Although surgical resection is the optimal therapeutic tool for the treatment of early-stage CCA, few options exist for those with inoperable disease. In addition, many patients with CCA have multiple comorbidities that confer a poor surgical prognosis, making surgery a less favorable option even in patients diagnosed at earlier stages. Percutaneous MWA allows patients who are either poor surgical candidates or present at later stages with unresectable disease a treatment option to improve their survival rates. Percutaneous MWA is a much less invasive option, proven to be effective in the treatment of liver lesions such as HCC and metastatic colorectal carcinoma, allowing for same or next day discharge, shorter recovery times and with overall minimal complications as compared to surgical resection.[20] In many patients, MWA can serve as a definitive treatment option, while in others, it can improve survival by decreasing overall disease burden. Even in patients who develop new or recurrent disease, repeat ablation is an option, which is often not the case with surgical intervention. This is especially critical for patients deemed poor surgical candidates due to multiple comorbidities, making MWA their only potentially curative option.

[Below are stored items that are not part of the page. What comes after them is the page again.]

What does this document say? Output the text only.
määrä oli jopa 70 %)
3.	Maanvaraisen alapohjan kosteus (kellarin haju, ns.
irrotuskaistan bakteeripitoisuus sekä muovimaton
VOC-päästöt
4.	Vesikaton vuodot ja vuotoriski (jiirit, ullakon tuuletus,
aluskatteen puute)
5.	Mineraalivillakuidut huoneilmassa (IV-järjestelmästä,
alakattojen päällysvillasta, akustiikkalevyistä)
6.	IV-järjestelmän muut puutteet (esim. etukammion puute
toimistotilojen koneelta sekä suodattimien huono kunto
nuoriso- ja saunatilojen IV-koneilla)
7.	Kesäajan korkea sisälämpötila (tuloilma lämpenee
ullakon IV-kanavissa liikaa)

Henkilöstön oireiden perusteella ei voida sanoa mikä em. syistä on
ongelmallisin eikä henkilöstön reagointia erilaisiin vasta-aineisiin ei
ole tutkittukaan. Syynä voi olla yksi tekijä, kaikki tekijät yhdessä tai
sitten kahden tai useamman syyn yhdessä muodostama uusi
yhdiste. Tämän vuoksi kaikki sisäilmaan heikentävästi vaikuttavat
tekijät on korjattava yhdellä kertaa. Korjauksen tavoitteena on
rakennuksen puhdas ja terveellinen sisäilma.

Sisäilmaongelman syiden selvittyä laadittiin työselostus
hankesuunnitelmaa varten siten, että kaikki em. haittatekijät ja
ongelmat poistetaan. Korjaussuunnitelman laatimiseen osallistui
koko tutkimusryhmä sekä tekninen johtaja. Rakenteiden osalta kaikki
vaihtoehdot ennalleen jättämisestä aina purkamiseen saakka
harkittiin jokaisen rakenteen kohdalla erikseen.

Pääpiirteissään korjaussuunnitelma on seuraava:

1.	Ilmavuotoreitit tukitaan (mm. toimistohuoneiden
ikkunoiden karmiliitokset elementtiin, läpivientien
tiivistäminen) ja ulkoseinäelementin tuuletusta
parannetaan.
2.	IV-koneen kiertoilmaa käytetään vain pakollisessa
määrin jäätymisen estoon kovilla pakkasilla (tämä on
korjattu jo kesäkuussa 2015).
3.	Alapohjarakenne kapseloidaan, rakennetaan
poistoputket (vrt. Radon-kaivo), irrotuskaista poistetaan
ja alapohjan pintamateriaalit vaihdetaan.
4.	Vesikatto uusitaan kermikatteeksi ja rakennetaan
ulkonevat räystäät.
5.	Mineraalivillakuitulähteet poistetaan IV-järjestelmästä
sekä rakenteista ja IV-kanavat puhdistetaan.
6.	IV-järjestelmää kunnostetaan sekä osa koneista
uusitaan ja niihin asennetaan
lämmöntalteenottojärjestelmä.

Limitations of our study include retrospective nature, small sample size, and inconsistent follow-up intervals. This study consisted of eight patients with 25 ablated lesions, some of which were lost to follow-up within 4 months after MWA, limiting longer term outcome conclusions. A study with a larger sample size and longer-term follow-up would increase the validity of our results and provide more information on recurrence rates of CCA and overall survival. In addition, a direct comparison between MWA and RFA would allow for definitive distinctions between the two procedures, as data comparing these two procedures are limited. Finally, quality of life was not assessed in our study, which is an avenue of future research to assess the impact of MWA on overall well-being over time, which is important in our patients in the later stages of their lives. As MWA is not always a definitive treatment option, it is important to assess quality of life measures to determine the value it has been improving the disease burden of patients with CCA.

CONCLUSION

CCA is a disease that is challenging to diagnose and manage effectively. Although surgical resection has long been the gold standard treatment for this disease, many patients diagnosed with CCA are not surgical candidates. Our study illustrates that CT-guided MWA is a safe and effective treatment strategy for patients with CCA, with low complications and recurrence rates. CT-guided MWA should be considered in patients with early-stage CCA who are not ideal surgical candidates.